7 Le 1 août 2019, l’opposante a formé un recours contre la décision attaquée, demandant que celle-ci soit annulée dans son intégralité. Le mémoire exposant les motifs du recours a été reçu le 21 octobre 2019.
8 Dans son mémoire en réponse reçu le 30 janvier 2020, la demanderesse a demandé le rejet du recours.
Moyens et arguments des parties
9 Les arguments soulevés dans le mémoire exposant les motifs du recours peuvent être résumés comme suit:
– Tous les produits couverts par la marque contestée sont identiques ou similaires aux produits couverts par les enregistrements antérieurs;
– Le degré d’attention du consommateur pertinent est toutefois moyen pour des produits comme des jus de fruits, dès lors qu’il s’agit de produits qui ne sont pas particulièrement onéreux et qui sont consommés quotidiennement, et que l’attention du consommateur pourrait également être faible; De ce fait, les différences entre les signes seront plus facilement ignorées;
– Dans la marque antérieure, le mot «zumo» est clairement l’identifiant principal, à savoir le consommateur moyen, qui gardera en mémoire compte tenu de sa taille et du fait qu’il pourrait s’agir d’un terme inventé qui le rend hautement distinctif. Dans la marque contestée, le «zumo» sera également l’élément qui la distingue en raison de sa taille et de sa position visuellement accrocheuse et également parce qu’il n’a aucune signification en anglais. En revanche, les éléments restants «jus co.» seront compris comme étant descriptifs des produits demandés;
– Sur le plan visuel, le fait que les deux marques comprennent le terme «zumo», qui est un terme très distinctif et comme l’élément dominant se traduit par des marques visuellement similaires à un degré qui n’est pas très faible;
– Phonétiquement, même si «ZU» et «MO» sont placés sur deux lignes, les consommateurs demeureront prononcés en un seul mot. Le «zumo» est un mot peu distinctif, naturellement divisé en son milieu lorsqu’il est prononcé. Sur le plan phonétique, les marques devraient être considérées comme étant similaires à un degré supérieur à la moyenne ou élevé;
– Les marques sont similaires sur le plan conceptuel en ce qu’elles partagent à la fois un mot inventé ou étranger;
– Compte tenu des fortes similitudes entre les deux marques, de l’identité et de la similitude des produits, du faible degré d’attention du consommateur
7
moyen et du principe d’interdépendance, il existe clairement un risque de confusion, qui comprend un risque d’association, dans l’esprit du public.
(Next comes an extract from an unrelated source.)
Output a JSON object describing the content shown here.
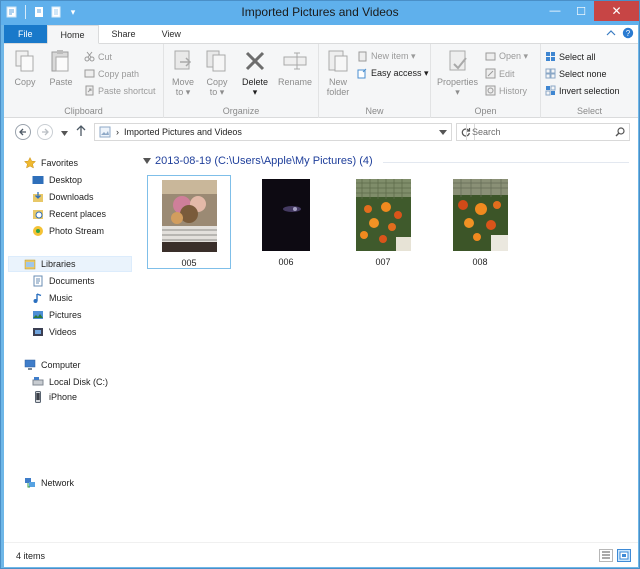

– Il est très possible que les consommateurs, malgré leur faible niveau d’attention, associent les deux marques et il n’est pas rare que des entreprises reproduisent ou moderniser leurs produits avec un nouveau dessin ou modèle.
Il est dès lors demandé que la décision attaquée soit annulée, que le signe contesté soit rejeté dans son intégralité et que la demanderesse supporte les frais.
10 Les arguments présentés en réponse peuvent être résumés comme suit:
– Le niveau d’attention du consommateur pertinent est moyen. De nos jours, les jus de fruits sont des produits auxquels le consommateur moyen fera preuve d’un niveau d’attention à tout le moins moyen lorsqu’il les achète, y compris s’il est acheté quotidiennement, et ce principalement parce que le consommateur est habitué à trouver de nombreux types de boissons dans les supermarchés et magasins spécialisés. Le choix n’est ni insignifiante ni indissociable. c’est la raison pour laquelle les consommateurs feront preuve d’un degré d’attention moyen lors de l’achat de ces produits;
– En ce qui concerne les marques antérieures, l’une des droits antérieurs de la marque de l’Union européenne no 5 607 411 a été annulée dans son intégralité, de sorte qu’elle ne peut plus servir de base à l’opposition; Si l’Office venait à conclure qu’il convient d’examiner l’autre droit antérieur, la
MUE no 3 259 637, il convient de réaliser une évaluation de la preuve de l’usage qui a été présentée;
– En ce qui concerne la comparaison des marques, les éléments figuratifs des signes sont complètement différents, ce qui rend totalement différentes les impressions d’ensemble produites par les signes;
– Sur le plan phonétique, la partie anglophone du public ne lira pas le mot «zumo» lorsqu’il sera confronté à la marque antérieure, à condition qu’il soit inconnu pour cette partie du public et de la stylisation forte des lettres «Z» et
«O» dans le signe. La partie du public qui ne comprend pas la signification du mot percevra deux mots «ZU» et «MO» séparément. En outre, la prononciation des éléments «nature à l’intérieur» et «JUICE CO» est totalement différente. Par conséquent, les signes sont, sur le plan phonétique, similaires à un faible degré pour la partie anglophone du public;
– Conceptuellement, les deux signes ont des concepts différents. Dans la marque contestée, «CO.» signifie l’entreprise et la représentation de la feuille/du soleil dans la marque antérieure ainsi que les significations de
«nature intérieur» et «jus» produisent une dissemblance conceptuelle;
– Des décisions antérieures des chambres de recours, qui sont clairement similaires à l’espèce, démontrent que les différences visuelles ne permettent pas de conclure à l’absence de risque de confusion;
8
– Dans l’ensemble, les différences entre les signes excluent un risque de confusion au vu des différences figuratives significatives entre les signes, étant donné que l’aspect visuel est particulièrement pertinent pour les produits en cause et que le niveau d’attention du consommateur pertinent est moyen lors de l’achat des produits;
– Par conséquent, lorsqu’ils sont confrontés aux marques sur le marché pour des produits similaires, les consommateurs ne confondront pas les marques.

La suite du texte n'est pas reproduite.